A few months ago someone asked me (via email) which populations I would love to get typed (genetically that is). There is one population which did not come to mind at the time: the Sumerians. Why? Because these are arguably the first historic nation. The first self-conscious ethnic group which operated by the rules which we define as the fundamentals of literate civilization. Strangely, they are an ethno-linguistic isolate. My own assumption until lately has been that this is not too surprising, in that prior to the rise of expansive civilizations (Sargon of Akkad) there was much more linguistic and ethnic diversity than we currently see around us. Or, was evident even in the early Iron Age. In other words, the ancient Fertile Crescent may have resembled the highlands of Papua, with Hurrians, Akkadians, Gutians, Elamites, Sumerians, etc., all speaking mutually unintelligible dialects which diverged very far back in the mists of antiquity.
I am no longer quite so sure about this model. That is largely due to the possibility that there was a great deal of demographic change between the Mesolithic and the Bronze Age, with successive waves of layering and replacement. My rough model is that a few groups of farmers may have expanded to swallow up thousands of hunter-gatherer groups. These homogeneous farmer societies eventually would diversify, because they were not united by the institutional forces which cemented later imperial regimes, in particular, literate elites which had a sense of consciousness which extended deep into the past because of written records. Therefore, the diversification would presumably have been similar to what we see with Romance languages, or Indo-Aryan, branching out from an common root language which replaced many competitors rapidly. Without writing and large scale polities the divergence would be more rapid, and there would be many more tips on the phylogenetic tree.

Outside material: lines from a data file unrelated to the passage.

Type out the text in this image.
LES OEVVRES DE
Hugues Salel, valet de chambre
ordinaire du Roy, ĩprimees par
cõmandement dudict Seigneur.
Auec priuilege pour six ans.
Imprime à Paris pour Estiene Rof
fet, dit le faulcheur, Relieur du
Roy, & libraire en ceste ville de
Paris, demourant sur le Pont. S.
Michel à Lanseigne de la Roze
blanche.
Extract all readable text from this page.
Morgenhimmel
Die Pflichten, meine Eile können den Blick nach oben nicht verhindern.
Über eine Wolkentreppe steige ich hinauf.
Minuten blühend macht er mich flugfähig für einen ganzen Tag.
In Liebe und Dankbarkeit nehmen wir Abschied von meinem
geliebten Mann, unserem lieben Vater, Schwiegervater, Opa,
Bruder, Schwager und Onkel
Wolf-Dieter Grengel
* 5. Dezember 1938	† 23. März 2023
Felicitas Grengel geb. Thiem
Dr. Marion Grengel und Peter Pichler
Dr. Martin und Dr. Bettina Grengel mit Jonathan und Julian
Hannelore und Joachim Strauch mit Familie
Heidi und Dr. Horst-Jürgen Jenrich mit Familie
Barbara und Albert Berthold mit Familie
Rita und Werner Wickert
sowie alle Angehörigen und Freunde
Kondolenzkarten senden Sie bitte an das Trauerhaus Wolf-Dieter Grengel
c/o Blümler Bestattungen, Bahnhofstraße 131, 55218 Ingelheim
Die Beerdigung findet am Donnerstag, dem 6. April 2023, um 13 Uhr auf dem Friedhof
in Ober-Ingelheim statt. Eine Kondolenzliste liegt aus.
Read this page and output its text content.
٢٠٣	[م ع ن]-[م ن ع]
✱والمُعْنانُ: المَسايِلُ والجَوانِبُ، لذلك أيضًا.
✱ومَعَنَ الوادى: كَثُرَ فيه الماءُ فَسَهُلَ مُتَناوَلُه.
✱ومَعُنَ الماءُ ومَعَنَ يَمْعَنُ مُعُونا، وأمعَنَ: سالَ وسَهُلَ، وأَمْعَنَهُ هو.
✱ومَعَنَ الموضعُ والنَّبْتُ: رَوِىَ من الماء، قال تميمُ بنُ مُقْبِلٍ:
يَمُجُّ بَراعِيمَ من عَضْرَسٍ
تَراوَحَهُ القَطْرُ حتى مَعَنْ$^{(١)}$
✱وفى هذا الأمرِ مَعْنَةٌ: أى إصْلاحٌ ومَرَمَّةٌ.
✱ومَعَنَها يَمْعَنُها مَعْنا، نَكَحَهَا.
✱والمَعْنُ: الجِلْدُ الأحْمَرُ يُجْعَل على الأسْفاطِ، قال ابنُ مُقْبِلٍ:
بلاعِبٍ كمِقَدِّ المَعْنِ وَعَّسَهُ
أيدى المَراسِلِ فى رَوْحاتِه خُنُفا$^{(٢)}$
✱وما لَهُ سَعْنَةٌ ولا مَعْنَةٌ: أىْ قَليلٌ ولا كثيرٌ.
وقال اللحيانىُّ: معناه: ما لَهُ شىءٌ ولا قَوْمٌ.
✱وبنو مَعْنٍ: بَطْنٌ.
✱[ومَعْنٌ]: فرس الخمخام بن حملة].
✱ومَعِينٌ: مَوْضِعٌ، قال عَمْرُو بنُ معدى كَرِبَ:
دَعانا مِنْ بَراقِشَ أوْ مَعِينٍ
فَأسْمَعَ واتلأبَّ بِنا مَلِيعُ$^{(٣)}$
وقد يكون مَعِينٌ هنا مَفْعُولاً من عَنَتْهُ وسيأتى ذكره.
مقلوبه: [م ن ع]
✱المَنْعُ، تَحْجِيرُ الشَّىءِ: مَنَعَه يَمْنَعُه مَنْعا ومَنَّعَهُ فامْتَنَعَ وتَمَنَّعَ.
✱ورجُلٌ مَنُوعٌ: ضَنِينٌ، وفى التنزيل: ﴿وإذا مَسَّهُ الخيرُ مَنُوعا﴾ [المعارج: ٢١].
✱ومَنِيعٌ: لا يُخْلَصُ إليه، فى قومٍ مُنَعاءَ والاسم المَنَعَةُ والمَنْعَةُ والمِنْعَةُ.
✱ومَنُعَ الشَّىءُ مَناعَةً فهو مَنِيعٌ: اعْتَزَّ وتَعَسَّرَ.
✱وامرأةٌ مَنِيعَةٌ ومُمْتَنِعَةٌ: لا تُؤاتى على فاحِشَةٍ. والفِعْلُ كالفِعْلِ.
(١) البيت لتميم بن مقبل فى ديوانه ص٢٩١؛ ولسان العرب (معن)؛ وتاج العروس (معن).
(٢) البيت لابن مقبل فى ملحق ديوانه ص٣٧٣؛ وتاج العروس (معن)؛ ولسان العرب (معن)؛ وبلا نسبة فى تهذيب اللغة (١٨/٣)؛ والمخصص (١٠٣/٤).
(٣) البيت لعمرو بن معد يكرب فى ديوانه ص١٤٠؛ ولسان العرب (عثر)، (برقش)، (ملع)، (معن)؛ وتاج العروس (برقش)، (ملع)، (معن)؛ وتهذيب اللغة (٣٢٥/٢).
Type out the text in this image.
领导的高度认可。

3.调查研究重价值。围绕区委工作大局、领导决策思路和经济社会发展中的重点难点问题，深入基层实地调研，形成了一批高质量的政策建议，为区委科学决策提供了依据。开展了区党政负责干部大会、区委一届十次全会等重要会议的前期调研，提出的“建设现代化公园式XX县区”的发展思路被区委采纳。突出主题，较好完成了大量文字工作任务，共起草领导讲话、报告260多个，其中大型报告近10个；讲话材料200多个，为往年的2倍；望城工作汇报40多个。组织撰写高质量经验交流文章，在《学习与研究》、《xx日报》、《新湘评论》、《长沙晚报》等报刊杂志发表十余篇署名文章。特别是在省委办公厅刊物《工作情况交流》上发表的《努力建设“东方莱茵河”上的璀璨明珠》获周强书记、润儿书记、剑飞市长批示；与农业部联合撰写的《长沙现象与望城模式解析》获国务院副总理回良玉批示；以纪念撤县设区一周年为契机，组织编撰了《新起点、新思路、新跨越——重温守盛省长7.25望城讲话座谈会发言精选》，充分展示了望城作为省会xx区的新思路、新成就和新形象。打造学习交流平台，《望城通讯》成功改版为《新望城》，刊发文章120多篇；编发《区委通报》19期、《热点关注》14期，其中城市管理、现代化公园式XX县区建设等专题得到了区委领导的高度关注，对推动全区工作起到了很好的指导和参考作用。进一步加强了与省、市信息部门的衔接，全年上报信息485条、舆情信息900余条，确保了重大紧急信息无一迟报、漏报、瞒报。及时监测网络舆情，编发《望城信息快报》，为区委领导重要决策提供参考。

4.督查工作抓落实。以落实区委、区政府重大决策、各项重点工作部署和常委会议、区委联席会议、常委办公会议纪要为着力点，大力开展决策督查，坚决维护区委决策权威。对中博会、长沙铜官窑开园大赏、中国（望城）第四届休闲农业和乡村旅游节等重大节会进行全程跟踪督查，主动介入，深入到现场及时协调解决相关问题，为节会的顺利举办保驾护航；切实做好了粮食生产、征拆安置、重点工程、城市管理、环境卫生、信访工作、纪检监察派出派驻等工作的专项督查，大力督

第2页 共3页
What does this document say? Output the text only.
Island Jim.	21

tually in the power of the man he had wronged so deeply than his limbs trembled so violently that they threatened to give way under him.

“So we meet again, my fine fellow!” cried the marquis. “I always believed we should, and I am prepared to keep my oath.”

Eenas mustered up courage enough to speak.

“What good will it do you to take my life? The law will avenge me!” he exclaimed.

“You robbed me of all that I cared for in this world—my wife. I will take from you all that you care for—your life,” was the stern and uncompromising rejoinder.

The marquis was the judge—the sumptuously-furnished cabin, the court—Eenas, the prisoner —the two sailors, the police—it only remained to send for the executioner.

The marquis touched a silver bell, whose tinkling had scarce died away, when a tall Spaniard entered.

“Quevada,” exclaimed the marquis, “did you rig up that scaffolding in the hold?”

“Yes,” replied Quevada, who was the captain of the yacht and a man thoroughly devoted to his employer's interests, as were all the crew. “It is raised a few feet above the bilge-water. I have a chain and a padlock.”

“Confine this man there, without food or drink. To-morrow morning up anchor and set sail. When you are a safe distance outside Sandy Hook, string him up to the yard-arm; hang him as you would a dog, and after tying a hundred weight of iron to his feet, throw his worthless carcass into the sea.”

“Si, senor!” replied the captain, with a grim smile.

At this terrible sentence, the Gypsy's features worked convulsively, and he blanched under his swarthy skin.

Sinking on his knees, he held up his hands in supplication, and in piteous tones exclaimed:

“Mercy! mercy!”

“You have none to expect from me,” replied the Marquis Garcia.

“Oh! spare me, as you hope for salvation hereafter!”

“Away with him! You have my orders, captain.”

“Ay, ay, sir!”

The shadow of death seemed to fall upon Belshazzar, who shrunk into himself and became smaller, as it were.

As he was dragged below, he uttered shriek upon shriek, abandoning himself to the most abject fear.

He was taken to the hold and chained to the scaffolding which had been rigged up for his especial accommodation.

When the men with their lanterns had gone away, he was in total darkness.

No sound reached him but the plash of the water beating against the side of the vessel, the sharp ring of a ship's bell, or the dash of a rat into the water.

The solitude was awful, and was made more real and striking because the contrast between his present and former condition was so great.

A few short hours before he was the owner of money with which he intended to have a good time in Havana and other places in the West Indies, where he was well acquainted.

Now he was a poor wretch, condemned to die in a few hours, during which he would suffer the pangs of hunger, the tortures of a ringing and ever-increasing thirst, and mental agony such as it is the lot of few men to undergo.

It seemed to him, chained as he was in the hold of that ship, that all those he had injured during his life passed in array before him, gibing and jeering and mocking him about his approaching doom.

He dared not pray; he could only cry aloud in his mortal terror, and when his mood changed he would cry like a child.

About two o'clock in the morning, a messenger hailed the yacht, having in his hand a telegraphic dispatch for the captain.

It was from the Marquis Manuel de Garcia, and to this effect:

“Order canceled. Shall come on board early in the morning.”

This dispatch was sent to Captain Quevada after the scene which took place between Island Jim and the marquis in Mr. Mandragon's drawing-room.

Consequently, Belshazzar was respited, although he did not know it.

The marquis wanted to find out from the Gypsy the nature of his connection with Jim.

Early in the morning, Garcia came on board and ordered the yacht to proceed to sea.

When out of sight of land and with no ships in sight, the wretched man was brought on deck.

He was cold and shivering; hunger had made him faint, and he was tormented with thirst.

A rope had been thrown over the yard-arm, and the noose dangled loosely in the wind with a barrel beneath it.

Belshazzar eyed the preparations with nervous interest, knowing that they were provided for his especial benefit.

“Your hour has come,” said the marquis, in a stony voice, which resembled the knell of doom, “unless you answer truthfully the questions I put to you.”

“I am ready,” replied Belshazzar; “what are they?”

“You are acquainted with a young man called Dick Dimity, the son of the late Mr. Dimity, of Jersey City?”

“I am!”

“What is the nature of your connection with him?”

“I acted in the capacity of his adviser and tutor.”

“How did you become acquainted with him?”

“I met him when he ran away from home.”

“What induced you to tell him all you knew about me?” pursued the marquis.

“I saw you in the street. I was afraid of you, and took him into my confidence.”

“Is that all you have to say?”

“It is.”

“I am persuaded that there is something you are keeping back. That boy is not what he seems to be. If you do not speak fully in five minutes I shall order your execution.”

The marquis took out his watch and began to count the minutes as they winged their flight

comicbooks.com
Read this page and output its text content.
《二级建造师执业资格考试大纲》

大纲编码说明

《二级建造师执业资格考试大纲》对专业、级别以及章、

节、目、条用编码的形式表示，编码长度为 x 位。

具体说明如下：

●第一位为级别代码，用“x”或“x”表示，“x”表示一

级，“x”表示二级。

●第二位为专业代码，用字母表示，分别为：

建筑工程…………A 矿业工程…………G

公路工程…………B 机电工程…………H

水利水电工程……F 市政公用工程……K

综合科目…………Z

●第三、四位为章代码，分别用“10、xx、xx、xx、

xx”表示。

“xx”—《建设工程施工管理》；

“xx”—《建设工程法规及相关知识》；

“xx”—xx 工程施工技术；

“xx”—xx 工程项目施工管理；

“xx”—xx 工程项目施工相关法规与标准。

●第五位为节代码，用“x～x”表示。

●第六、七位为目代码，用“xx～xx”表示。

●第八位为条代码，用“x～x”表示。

The Sumerians, and their neighbors the Elamites, as well as groups like the Hatti and Hurrians & Urartian, pose problems for this thesis. None of these groups seem to be Indo-European or Semitic, the two dominant language families of Near East by ~1,000 B.C. You have in the ancient Near East then a situation where the light of history reveals before us not the diversification of Indo-European and Semitic speaking farmers, but rather a host of unique and disparate peoples, all simultaneously lurching toward literate civilization, one after another.
Something just does not add up in my models. Genetics will not solve the puzzle, but it may help in elucidating relationships. The origins of the Sumerians are murky, but many scholars have suggested that they may have arrived from the south (the oldest city, Eridu, is in the south). Others have suggested that the Sumerians descended from the mountains of the northeast. Though I presume that the people Arabia have changed a great deal since antiquity, it would be interesting if it was found that the Sumerians resembled the Qatari (at least the Eurasian component) more than they did the modern Assyrians.